How HSTS defeats SSL stripping attacks
SSL stripping, popularised by the sslstrip tool, works by sitting between a client and server, downgrading the client's HTTPS connection to HTTP while maintaining an HTTPS connection to the server. The attacker sees all plaintext traffic. HSTS defeats this because a browser with a cached HSTS entry for the domain will refuse to send any HTTP request to it — the connection attempt is upgraded to HTTPS internally, and if it fails (e.g., due to an invalid certificate), the browser shows an error rather than falling back to HTTP.
HSTS preload list
Even HSTS has one remaining vulnerability: the very first visit, before the browser has received the HSTS header. The HSTS preload list closes this gap — browsers (Chrome, Firefox, Safari, Edge) ship with a hardcoded list of domains that must always use HTTPS, before any visit has ever occurred. Domains submit at hstspreload.org; requirements include a valid HTTPS certificate, HTTP-to-HTTPS redirects on the root domain and all subdomains, a max-age of at least 1 year, the includeSubDomains directive, and the preload directive in the header.

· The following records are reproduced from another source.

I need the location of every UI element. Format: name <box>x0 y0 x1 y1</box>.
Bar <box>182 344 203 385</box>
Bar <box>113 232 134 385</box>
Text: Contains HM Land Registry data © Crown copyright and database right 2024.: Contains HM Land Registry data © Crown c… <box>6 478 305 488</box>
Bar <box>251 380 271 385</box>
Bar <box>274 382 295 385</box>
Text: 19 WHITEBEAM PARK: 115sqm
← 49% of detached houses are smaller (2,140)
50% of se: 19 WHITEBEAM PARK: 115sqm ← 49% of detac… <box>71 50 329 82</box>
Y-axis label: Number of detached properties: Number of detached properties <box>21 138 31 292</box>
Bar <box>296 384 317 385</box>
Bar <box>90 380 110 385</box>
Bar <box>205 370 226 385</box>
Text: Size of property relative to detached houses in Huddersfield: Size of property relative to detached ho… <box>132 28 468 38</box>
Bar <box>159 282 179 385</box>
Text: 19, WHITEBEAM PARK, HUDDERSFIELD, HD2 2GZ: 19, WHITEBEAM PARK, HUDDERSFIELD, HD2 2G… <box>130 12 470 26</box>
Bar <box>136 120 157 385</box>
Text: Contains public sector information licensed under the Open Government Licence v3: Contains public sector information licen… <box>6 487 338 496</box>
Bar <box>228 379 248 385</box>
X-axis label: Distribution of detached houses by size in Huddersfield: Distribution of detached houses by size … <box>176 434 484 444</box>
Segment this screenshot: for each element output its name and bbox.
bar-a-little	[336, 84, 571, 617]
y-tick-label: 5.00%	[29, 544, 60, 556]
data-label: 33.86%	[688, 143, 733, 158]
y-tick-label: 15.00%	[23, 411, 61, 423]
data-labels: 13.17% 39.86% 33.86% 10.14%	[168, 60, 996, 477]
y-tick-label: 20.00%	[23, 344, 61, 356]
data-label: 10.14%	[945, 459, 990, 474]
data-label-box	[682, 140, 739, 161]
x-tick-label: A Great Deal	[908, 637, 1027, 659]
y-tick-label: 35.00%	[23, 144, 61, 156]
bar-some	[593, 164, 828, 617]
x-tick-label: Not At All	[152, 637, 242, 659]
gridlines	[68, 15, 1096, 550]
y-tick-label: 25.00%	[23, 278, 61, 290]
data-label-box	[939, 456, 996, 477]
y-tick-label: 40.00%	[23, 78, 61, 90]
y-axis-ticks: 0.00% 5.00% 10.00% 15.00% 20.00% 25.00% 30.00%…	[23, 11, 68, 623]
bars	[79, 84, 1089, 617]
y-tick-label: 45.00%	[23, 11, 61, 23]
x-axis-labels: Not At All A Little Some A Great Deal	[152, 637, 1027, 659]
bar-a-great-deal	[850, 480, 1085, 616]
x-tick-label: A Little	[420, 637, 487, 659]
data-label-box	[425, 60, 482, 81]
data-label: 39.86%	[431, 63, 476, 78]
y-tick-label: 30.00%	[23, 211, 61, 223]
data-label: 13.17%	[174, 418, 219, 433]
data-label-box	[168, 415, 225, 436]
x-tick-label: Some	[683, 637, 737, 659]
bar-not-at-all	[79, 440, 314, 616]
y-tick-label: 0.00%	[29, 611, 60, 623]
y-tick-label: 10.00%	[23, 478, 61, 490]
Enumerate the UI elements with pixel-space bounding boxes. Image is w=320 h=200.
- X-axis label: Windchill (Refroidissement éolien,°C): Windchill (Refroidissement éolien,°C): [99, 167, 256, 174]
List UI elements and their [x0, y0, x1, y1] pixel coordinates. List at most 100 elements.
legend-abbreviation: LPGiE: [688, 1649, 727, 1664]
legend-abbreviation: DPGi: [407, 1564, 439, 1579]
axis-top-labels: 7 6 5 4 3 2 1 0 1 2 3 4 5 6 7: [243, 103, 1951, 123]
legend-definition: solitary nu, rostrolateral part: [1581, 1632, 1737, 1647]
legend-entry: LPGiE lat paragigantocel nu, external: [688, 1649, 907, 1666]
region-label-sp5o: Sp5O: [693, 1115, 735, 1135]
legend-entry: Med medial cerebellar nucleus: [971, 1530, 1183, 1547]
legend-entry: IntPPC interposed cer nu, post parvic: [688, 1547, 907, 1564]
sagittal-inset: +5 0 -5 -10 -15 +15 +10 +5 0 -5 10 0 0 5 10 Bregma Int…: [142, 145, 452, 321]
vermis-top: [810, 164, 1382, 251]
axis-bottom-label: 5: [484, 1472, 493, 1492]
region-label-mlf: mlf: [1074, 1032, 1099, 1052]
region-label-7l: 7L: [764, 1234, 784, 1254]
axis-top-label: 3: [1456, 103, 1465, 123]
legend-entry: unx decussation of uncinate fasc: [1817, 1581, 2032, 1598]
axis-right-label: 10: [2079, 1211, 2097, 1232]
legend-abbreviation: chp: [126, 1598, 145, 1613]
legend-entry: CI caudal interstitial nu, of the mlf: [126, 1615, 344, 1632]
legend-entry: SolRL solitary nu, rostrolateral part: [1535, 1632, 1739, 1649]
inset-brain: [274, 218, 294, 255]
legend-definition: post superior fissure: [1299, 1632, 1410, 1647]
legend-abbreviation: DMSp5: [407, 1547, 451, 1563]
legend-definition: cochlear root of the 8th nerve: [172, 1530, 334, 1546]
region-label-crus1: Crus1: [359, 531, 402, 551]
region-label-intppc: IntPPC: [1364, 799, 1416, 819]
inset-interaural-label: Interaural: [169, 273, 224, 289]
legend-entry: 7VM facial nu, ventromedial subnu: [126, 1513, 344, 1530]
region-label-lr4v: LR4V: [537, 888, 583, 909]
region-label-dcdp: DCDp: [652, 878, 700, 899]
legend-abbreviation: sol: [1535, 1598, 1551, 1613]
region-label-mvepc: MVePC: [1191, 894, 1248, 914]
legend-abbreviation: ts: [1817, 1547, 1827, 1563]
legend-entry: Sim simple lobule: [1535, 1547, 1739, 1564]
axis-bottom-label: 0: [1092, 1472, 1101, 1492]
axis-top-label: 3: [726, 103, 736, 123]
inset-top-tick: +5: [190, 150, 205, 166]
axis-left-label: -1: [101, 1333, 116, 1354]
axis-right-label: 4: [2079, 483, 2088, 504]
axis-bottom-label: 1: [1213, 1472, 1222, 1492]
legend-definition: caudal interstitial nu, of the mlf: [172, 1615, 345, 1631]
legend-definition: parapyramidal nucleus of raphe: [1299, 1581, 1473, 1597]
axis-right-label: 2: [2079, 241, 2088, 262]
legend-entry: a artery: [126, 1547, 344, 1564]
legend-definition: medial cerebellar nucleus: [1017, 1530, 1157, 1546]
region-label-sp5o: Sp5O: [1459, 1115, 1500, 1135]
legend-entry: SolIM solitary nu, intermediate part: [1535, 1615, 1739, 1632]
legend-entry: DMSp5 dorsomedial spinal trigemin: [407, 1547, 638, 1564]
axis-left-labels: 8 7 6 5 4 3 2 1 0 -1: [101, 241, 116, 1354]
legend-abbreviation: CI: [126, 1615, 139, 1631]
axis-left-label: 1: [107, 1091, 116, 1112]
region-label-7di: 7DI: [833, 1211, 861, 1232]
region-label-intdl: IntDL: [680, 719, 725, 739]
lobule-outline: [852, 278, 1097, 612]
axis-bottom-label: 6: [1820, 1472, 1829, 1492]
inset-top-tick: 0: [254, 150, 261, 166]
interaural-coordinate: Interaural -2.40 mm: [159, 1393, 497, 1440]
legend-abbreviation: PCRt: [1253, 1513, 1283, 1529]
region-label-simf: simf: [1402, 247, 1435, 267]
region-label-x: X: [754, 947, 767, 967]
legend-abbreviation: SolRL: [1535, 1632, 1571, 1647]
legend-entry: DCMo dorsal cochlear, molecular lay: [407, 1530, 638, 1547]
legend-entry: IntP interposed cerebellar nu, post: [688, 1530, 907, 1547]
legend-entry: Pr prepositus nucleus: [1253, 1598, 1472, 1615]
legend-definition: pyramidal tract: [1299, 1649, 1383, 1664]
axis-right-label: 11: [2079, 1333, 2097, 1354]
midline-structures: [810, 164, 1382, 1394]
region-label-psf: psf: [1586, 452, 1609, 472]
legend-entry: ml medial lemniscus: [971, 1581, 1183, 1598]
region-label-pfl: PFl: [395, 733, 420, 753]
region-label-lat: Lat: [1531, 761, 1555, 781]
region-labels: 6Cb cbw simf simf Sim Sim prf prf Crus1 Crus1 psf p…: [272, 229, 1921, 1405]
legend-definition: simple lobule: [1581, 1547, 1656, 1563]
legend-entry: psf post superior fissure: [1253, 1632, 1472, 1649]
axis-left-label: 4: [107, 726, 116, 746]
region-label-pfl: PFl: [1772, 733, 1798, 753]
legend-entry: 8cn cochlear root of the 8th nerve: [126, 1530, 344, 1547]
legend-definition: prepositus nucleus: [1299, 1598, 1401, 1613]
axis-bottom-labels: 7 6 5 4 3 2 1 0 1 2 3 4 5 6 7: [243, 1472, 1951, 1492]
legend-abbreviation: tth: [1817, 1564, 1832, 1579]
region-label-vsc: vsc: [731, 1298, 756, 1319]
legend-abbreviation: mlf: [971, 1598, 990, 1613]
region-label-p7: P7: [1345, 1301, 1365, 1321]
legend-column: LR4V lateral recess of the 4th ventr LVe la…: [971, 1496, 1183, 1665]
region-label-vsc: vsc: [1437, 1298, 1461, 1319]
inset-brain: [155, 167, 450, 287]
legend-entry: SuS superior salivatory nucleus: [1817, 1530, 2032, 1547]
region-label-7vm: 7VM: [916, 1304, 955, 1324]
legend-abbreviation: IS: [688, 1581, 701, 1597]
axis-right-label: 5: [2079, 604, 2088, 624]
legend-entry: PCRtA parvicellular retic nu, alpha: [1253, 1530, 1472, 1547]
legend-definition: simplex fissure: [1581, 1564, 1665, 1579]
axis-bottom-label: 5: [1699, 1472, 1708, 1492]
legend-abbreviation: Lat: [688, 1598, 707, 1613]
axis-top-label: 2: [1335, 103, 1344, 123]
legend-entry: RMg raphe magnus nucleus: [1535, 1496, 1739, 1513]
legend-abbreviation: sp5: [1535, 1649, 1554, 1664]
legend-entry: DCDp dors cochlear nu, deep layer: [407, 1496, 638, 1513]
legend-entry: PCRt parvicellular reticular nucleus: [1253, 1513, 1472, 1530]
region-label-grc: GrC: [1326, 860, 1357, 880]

Preload list inclusion is effectively permanent on practical timescales: removal requires re-submitting a removal request, then waiting for a browser release to ship the updated list — a process that can take months. A domain on the preload list that loses its HTTPS certificate becomes completely inaccessible in all major browsers until the certificate is restored.
HSTS in development environments
Local development servers accessed over HTTP break if their domain has HSTS cached in the browser. The workaround in Chrome is chrome://net-internals/#hsts — enter the domain and click "Delete" to remove the cached HSTS entry. Firefox has an equivalent in about:config by searching for network.stricttransportsecurity.preloadlist. Using localhost or .local domains for development avoids the problem entirely, as these are exempt from HSTS by browser policy.
HSTS vs HPKP
HPKP (HTTP Public Key Pinning) was a related security header that told browsers to only accept specific TLS certificate public keys for a domain. It was deprecated and removed from all major browsers by 2019. The problem: a single misconfiguration or key loss could permanently brick a domain — browsers would refuse all connections for the pinning duration with no override. HSTS carries the same operational risk via the preload list, but to a lesser degree because certificate rotation is routine and well-understood. HPKP was simply too dangerous for most operators to use safely.
Frequently Asked Questions
How does HSTS protect against downgrade attacks?
Without HSTS, an attacker can intercept the initial HTTP request before the redirect to HTTPS. HSTS tells the browser to never send an HTTP request at all — it upgrades internally before any network traffic, eliminating the attack window.
What is the HSTS preload list?
A list hardcoded into browsers of domains that must always use HTTPS — protecting even the very first visit. Domains apply at hstspreload.org. Once listed, removal requires re-submission and a browser release cycle that can take months.
Can HSTS cause issues accessing websites?
Yes — if a site with HSTS active lets its TLS certificate expire or reverts to HTTP, browsers refuse to load it for the entire max-age duration. Clearing HSTS state at chrome://net-internals/#hsts (Chrome) is the immediate workaround for a cached entry, but preload-listed domains cannot be overridden this way.